The initiative is being made possible through a $1.3 million grant from the Tennessee Department of Health awarded to ETSU’s College of Nursing and Bill Gatton College of Pharmacy. The goal of the grant is to reach patients in socially vulnerable areas of Northeast Tennessee.
“The majority of individuals served by our ETSU Health College of Nursing practice sites are uninsured and underserved,” said Dr. Kayla Norman, clinical director of the ETSU Health nursing practice network. “Specifically, our patients often struggle with transportation and the financial resources needed to participate in preventative care. The grant will provide our patients with a greater opportunity to receive the much-needed vaccine at no cost to them.”
Norman said the vaccine will be available at all of the college’s practice sites, including the ETSU Health Johnson City Community Health Center, University Health Center and Johnson City Downtown Day Center, all in Johnson City; the Hancock County School-Based Health Centers in Sneedville; and the Mountain City Extended Hours Health Center.
A mobile site will target clinics in the counties of Hamblen, Unicoi, Hancock, Hawkins, Carter, Johnson, Greene, Sullivan and Washington.

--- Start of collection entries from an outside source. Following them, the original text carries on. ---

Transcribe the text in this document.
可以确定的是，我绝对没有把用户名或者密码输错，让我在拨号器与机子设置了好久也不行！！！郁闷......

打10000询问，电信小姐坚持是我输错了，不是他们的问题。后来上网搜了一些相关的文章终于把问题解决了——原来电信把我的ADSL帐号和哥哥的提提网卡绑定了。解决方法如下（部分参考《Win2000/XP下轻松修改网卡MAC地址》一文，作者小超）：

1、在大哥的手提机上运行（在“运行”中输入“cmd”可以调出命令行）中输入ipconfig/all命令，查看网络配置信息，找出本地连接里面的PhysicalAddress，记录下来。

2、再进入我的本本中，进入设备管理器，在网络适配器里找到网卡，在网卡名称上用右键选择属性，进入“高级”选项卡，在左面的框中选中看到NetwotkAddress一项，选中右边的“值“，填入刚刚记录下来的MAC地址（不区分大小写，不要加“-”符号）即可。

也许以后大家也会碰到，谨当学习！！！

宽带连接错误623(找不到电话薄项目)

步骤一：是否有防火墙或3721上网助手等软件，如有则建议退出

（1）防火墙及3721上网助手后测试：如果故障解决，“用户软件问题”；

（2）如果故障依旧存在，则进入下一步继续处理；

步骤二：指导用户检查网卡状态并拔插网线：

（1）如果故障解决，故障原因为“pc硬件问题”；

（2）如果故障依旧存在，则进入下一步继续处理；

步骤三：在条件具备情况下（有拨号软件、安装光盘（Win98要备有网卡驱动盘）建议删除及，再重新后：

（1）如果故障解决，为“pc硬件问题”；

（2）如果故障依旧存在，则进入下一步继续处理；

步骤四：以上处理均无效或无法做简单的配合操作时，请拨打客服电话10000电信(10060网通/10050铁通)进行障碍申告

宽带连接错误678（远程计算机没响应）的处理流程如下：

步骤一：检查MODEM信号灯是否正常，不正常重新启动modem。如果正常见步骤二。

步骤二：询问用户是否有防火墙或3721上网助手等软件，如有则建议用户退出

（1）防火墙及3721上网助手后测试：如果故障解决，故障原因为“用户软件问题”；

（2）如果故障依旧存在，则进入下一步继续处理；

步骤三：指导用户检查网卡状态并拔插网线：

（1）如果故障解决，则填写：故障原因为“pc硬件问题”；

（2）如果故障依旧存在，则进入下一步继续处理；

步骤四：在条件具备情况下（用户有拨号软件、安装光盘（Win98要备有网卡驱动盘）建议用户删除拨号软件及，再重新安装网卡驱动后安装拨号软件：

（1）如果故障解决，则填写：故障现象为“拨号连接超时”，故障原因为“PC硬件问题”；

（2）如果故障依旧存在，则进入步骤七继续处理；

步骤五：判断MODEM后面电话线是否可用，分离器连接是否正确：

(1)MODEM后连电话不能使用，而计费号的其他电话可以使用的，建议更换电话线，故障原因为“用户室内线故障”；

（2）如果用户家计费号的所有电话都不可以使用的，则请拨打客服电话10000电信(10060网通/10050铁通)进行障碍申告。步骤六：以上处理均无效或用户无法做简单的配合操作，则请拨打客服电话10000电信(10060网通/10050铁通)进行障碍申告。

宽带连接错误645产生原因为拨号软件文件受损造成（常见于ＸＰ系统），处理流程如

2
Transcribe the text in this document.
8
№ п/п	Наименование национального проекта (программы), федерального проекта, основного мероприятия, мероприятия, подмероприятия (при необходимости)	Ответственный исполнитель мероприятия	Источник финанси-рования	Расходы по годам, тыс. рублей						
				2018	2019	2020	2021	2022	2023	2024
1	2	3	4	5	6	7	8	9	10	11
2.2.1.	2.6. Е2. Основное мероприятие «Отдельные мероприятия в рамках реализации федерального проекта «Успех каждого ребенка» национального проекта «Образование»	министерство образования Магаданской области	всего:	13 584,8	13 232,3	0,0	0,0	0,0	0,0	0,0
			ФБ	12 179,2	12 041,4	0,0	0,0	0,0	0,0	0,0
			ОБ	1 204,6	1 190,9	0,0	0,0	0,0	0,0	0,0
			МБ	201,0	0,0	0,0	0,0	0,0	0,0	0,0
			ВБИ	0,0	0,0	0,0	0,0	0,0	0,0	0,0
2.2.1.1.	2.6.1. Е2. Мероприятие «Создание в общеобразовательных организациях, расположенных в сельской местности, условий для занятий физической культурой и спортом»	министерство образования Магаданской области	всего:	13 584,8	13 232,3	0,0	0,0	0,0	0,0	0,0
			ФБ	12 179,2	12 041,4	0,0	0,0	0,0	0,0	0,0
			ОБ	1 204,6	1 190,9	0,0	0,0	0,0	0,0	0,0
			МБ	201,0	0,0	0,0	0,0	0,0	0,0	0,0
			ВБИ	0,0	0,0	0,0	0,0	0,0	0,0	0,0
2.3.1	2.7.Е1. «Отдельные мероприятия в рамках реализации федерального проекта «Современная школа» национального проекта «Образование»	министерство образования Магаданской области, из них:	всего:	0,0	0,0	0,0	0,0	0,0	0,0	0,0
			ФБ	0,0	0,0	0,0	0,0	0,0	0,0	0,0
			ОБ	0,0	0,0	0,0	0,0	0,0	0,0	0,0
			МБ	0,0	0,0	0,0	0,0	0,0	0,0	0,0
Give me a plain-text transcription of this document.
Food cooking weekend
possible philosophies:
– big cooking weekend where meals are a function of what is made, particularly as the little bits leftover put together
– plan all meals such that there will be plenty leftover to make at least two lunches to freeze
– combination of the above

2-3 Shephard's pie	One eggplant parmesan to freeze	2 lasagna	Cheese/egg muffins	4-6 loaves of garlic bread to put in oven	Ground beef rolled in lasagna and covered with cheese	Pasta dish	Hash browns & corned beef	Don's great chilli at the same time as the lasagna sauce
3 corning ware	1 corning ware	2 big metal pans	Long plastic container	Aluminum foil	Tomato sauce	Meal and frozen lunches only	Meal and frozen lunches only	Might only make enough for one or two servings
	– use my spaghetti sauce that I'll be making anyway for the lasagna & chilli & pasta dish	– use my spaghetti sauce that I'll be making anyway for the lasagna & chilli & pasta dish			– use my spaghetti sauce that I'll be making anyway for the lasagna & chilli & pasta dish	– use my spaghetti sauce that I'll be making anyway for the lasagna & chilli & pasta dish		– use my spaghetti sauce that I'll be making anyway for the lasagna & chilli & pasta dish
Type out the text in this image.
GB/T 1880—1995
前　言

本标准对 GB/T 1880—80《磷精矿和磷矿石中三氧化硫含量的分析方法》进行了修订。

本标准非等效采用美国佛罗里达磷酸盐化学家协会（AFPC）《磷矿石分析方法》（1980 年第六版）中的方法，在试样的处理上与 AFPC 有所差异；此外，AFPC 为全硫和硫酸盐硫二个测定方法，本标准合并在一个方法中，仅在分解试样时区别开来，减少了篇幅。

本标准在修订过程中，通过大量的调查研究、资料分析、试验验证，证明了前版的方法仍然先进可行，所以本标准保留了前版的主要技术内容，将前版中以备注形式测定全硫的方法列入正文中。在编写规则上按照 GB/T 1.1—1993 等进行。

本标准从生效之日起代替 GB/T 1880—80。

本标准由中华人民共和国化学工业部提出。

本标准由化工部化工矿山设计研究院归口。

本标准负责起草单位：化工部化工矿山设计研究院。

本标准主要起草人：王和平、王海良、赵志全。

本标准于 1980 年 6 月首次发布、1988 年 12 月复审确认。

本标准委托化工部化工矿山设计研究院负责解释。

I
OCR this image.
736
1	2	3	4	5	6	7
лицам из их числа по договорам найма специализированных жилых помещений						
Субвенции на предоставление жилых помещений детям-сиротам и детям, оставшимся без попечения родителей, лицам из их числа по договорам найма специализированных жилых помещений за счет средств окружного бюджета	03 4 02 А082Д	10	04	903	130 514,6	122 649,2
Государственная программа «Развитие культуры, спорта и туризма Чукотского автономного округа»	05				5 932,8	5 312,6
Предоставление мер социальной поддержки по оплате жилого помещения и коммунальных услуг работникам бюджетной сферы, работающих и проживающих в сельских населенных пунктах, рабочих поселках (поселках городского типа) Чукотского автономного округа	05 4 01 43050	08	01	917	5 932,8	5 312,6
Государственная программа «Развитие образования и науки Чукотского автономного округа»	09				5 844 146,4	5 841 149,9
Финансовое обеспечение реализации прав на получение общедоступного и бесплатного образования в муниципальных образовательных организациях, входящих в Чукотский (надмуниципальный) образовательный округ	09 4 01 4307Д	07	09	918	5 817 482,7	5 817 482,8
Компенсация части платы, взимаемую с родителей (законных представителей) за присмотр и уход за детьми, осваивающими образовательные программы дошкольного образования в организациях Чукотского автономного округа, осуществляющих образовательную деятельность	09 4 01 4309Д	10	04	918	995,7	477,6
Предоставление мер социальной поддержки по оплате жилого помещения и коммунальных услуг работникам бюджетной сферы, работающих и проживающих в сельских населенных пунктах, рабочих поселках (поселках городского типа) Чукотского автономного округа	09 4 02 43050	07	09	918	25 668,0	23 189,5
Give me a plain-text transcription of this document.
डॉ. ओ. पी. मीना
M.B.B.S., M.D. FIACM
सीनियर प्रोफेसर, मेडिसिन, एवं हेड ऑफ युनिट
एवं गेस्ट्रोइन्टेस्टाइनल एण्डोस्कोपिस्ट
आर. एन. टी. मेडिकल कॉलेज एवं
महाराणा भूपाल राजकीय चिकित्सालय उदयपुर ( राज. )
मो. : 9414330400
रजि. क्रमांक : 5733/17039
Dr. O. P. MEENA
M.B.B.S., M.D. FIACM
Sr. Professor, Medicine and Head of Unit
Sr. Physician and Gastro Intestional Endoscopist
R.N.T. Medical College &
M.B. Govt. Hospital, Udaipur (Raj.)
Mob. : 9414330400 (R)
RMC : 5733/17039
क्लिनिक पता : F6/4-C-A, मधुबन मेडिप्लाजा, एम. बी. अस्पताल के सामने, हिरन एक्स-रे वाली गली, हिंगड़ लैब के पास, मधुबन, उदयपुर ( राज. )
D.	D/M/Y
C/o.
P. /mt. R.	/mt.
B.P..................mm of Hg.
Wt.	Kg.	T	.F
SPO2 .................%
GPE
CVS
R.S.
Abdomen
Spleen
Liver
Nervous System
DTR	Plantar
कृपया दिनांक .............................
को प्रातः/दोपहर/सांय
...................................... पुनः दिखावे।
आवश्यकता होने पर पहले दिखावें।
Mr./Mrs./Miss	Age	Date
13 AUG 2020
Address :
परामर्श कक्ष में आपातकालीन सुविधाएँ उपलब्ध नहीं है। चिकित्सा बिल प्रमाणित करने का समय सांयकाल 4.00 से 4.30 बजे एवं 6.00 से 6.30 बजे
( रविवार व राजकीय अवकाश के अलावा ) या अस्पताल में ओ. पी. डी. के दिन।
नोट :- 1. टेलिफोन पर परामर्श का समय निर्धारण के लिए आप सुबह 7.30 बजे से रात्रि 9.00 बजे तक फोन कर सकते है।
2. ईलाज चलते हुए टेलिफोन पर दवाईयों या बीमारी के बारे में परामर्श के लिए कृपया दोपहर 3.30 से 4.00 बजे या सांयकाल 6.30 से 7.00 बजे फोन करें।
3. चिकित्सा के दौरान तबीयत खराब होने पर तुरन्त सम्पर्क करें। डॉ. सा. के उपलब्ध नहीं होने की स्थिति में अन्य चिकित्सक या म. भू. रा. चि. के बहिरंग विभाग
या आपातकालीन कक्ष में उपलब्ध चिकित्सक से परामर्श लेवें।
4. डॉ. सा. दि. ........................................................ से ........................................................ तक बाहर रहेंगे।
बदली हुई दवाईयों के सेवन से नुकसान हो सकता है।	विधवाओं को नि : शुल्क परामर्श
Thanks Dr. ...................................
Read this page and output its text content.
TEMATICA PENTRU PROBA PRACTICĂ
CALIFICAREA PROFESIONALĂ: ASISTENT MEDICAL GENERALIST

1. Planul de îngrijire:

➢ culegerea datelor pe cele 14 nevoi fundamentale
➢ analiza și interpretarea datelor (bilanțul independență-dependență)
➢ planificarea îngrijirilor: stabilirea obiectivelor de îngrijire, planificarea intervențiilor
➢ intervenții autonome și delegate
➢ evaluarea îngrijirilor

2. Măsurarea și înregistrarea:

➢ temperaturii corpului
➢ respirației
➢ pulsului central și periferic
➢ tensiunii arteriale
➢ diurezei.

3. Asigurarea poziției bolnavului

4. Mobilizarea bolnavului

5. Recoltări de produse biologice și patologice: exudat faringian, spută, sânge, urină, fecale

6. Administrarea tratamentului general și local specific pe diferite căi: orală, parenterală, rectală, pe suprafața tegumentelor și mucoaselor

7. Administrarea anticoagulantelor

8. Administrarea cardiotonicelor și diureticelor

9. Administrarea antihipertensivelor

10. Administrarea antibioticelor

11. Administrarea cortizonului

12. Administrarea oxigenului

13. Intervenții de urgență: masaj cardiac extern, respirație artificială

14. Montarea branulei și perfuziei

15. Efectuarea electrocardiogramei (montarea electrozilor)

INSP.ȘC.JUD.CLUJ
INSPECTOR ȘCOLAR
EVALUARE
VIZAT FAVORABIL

Dr. Michelle Rapier, a Pharmacy Practice research fellow at Gatton College of Pharmacy, anticipates this new grant will improve opportunities to get vaccinated for COVID-19 by removing certain barriers.
“We will bring the vaccine closer to people,” Rapier said. “Our mobile team will not ask for insurance, and clients do not need to have a primary care provider to receive the vaccine at a mobile clinic. We will also provide education and marketing about the COVID vaccines in order to help people reduce their risk of becoming very sick or hospitalized with COVID-19.”
The new initiative will provide important training opportunities for pharmacy students.
“The program will enhance the educational opportunities for ETSU pharmacy students by allowing them to not only practice skills related to vaccination, but also to get to know patients and each community and to foster preventative health,” Rapier said. “Our students will be involved in all aspects of the mobile clinics and will provide them with the opportunity to provide care in settings outside of the traditional pharmacy rotations in order to expand care and to ensure equitable care to patients in Northeast Tennessee.”